Да, поэты и прозаики должны приехать вот-вот. В Коктебеле погода шепчет – температура воздуха до +30, вода +25. Как со смаком отметил шофер, везший нас из Симферополя и купивший нам ящик сладчайших медовых персиков, «можно плавать в воде, как жаба». Литераторы должны приехать, но они еще пока в далеком аэропорту. А мы уже сидим на туристском пляже, и я читаю стихи крымчанину Алексею. Он высокий, стройный, с щегольски выстриженными косыми строчками баков, небольшим ртом, в котором светятся ослепительно белые зубы. Леше нравится стихотворение «Поцелуй», и он начинает литературно-практический семинар. «Погоди-погоди, как тут у тебя сказано? «Это сорванная сосулька – щемящий вкус и шершавость»? Стоп, давай проэкспериментируем?» На глазах изумленных друзей проверяем «щемящесть», «шершавость» и прочие эпитеты.
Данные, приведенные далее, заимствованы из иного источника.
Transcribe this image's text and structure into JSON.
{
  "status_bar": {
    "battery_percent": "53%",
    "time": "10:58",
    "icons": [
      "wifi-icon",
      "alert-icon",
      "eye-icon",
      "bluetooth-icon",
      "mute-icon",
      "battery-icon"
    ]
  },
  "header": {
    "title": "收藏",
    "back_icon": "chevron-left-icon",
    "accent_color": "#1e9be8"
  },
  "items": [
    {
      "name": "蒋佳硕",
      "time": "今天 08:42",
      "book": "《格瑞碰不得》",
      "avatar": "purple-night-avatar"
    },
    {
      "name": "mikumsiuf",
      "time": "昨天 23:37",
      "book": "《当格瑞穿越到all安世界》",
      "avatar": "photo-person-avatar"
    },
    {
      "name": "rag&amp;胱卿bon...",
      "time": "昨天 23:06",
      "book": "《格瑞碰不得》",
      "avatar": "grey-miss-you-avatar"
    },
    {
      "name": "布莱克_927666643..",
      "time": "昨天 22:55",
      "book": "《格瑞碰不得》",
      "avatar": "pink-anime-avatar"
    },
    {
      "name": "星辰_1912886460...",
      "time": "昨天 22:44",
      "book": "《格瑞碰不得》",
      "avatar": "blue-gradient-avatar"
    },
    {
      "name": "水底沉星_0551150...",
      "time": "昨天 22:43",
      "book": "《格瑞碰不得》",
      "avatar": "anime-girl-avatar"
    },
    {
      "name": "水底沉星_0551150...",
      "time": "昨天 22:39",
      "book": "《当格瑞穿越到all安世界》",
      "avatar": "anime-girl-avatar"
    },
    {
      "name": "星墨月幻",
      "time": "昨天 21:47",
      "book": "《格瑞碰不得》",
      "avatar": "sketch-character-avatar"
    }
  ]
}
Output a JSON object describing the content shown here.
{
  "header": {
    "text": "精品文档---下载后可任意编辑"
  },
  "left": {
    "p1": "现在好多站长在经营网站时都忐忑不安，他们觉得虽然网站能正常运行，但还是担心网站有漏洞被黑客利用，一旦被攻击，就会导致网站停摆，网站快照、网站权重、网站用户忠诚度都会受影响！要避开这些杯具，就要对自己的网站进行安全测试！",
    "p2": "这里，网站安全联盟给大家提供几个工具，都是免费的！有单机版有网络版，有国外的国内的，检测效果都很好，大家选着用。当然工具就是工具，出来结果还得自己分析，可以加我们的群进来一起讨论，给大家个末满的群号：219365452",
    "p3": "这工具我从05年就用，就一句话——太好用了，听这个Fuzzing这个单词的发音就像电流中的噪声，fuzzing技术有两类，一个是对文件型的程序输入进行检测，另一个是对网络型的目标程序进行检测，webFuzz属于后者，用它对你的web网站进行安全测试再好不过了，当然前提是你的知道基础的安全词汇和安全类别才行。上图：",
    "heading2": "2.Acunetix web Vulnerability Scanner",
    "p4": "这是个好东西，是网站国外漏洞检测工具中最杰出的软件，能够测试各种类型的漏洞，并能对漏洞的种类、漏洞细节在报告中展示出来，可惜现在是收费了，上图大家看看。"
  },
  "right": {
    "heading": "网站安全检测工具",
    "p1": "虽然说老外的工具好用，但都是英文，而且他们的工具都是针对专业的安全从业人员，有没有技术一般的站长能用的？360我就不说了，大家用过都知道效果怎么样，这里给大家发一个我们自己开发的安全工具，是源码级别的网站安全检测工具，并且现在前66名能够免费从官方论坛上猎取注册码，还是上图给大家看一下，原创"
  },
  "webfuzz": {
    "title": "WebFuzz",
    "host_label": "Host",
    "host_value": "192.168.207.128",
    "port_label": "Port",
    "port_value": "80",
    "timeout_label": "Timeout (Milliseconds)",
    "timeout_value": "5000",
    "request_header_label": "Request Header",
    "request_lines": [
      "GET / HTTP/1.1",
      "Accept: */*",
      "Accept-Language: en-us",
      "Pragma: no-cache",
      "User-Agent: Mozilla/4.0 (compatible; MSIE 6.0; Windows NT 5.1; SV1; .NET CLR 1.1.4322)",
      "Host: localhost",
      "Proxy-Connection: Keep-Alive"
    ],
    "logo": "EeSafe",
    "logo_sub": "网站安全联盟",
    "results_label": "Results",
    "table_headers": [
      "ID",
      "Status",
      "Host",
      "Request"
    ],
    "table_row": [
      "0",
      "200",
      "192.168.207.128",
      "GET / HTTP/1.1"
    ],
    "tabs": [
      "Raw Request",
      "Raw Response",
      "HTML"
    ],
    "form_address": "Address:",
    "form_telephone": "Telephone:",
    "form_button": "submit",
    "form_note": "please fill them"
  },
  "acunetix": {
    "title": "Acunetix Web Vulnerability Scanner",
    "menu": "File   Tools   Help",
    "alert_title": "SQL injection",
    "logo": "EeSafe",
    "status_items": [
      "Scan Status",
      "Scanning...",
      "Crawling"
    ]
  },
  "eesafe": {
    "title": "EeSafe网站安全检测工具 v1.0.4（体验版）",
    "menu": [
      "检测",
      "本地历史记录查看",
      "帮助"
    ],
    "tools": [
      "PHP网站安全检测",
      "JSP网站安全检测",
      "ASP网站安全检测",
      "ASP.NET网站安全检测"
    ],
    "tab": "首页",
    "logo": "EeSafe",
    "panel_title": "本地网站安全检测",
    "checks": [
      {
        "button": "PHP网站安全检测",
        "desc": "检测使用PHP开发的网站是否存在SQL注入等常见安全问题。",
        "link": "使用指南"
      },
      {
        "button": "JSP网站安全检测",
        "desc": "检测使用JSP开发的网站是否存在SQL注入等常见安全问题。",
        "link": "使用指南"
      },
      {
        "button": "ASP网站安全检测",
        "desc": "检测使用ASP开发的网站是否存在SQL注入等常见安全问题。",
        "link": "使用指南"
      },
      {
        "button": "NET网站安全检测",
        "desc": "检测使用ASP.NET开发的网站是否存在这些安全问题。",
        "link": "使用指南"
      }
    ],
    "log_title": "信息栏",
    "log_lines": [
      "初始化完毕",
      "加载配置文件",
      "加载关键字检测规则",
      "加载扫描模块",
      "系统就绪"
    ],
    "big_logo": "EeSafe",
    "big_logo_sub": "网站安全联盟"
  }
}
Вот так да, никогда такого живого семинара не было. Здесь же, на нудняке, появляются новые знакомые – ролевики Саша и Наташа. В прошлом году зачали здесь ребеночка, и вот – нянчат четырехмесячную малышку Илларию. Просят программу, хотят попасть на «Волошинский сентябрь».
А приехавшие поэты звонят к полуночи: «Идешь купаться к Карадагу?» Ну что ж, можно и к Карадагу. Как выясняется, литераторы не хотят налево, где нудняк, где так называемая зеленка, на которой гнездятся дикари с палатками. Они, видите ли, ходят направо, где чище вода и ближе к заповеднику, к выветренному в скалах профилю Волошина. Но в этом тоже есть свой щемящий квест. Темнота. Беспорядочной гурьбой лавируем в лабиринтах домов, построек, спусков, подъемов, лестниц. И вот наконец последняя лестница, спуск на галечный пляж, торчат ржавые штыри бывшего тента. Кто эти люди вокруг? Я их пока не знаю. Точнее, не всех. Но знаю, что все они причастны к великой русской литературе. Тут поэтесса Матасова, писатель Даниэль Орлов и другие. Кто разделся – в темноте не различить.
Инсталляция из коктебельских камушков.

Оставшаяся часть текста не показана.